When Facebook hits the NASDAQ sometime later this month, the structure of the stock offerings will ensure that Mark Zuckerberg still hasa substantial amount of control. If that sounds unusual or problematic, well, Bloomberg has crunched the numbers and the trend probably isn’t disappearing any time soon–so we’d all better get used to founders who make it to the IPO sticking around for the long haul.
Traditionally, going public means ceding some authority, as CEOs become answerable not just to a board of directors, but new shareholders, as well. For a particularly flamboyant example of how this can play out, witness Yahoo’s resume-gate, which was set into motion by a particularly activist investor.

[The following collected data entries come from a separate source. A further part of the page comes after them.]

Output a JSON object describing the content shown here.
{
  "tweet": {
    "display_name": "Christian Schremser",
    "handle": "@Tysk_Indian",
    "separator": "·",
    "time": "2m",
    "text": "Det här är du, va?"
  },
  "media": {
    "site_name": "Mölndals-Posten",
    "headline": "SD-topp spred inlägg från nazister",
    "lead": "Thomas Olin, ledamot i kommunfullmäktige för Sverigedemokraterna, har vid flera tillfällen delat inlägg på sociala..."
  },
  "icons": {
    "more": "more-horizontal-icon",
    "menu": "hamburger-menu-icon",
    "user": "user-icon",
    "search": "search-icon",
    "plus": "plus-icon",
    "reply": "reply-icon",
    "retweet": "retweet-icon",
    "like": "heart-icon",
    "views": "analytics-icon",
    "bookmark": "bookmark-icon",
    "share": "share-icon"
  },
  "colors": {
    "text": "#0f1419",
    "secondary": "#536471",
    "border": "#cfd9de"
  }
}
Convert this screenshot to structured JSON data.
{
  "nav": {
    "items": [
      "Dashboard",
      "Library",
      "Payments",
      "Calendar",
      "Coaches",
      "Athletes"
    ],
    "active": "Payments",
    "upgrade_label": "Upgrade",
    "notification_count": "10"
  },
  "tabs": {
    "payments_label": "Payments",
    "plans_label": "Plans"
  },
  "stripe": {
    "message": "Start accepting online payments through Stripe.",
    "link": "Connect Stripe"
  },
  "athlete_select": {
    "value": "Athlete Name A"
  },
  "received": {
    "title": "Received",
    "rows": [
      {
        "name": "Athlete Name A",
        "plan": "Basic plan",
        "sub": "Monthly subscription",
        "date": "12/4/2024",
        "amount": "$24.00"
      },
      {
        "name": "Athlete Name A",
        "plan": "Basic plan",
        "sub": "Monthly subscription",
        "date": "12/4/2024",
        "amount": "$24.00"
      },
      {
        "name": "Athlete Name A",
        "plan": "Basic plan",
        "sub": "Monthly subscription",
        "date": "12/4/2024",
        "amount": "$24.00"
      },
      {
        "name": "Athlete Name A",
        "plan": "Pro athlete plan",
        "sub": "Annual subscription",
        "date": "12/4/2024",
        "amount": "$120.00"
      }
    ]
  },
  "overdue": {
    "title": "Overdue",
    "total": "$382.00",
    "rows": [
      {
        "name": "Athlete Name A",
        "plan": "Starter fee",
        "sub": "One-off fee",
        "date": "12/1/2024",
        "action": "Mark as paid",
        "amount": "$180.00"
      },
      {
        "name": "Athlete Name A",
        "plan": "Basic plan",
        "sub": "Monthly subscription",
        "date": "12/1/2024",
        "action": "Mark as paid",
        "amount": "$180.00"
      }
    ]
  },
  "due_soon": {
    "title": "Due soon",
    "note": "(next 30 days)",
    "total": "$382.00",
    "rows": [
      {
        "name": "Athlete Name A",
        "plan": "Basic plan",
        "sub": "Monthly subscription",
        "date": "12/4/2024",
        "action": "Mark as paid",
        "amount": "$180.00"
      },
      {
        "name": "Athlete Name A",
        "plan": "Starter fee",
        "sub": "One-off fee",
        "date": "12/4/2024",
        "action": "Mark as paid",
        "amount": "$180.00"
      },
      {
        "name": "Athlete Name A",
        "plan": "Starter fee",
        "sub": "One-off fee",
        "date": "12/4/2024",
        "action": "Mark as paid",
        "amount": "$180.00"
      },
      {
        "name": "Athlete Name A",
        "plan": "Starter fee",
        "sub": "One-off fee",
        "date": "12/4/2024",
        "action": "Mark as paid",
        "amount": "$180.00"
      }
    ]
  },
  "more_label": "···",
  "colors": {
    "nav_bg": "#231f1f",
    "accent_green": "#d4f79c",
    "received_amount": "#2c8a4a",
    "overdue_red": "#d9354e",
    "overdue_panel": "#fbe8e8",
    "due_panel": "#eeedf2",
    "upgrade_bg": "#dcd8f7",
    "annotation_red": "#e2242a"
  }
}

Rather than risk mission drift, a growing number of tech companies are electing a dual-class stock structure, which grants founders more valuable stock and therefore more long-term control. Google helped pave the way by fighting for the option in 2004, and then there’s glowing example of the once-defoundered Steve Jobs, who returned from his time in the wilderness to save an ailing Apple. In 2011, Groupon, LinkedIn, Zillow, and Zynga all IPOed with the structure. Based on their limited numbers of outside board members, Bloomberg suggests hot new startups like Dropbox, Quora, Pinterest, Nest Labs, and Flipboard all might follow in their footsteps.
But not everyone is thrilled with the trend. Anne Sheehan is the director of corporate governance at the California State Teachers’ Retirement System (which manages many, many billions of dollars in assets), and she is skeptical:
“They’re good for Mark Zuckerberg or the founders of Google, but are they good in the long run?” Sheehan said. “If they want to get public money and play in the big leagues, why is tech any different?”
Doesn’t anyone just want to take his IPO money and chillax on a yacht anymore?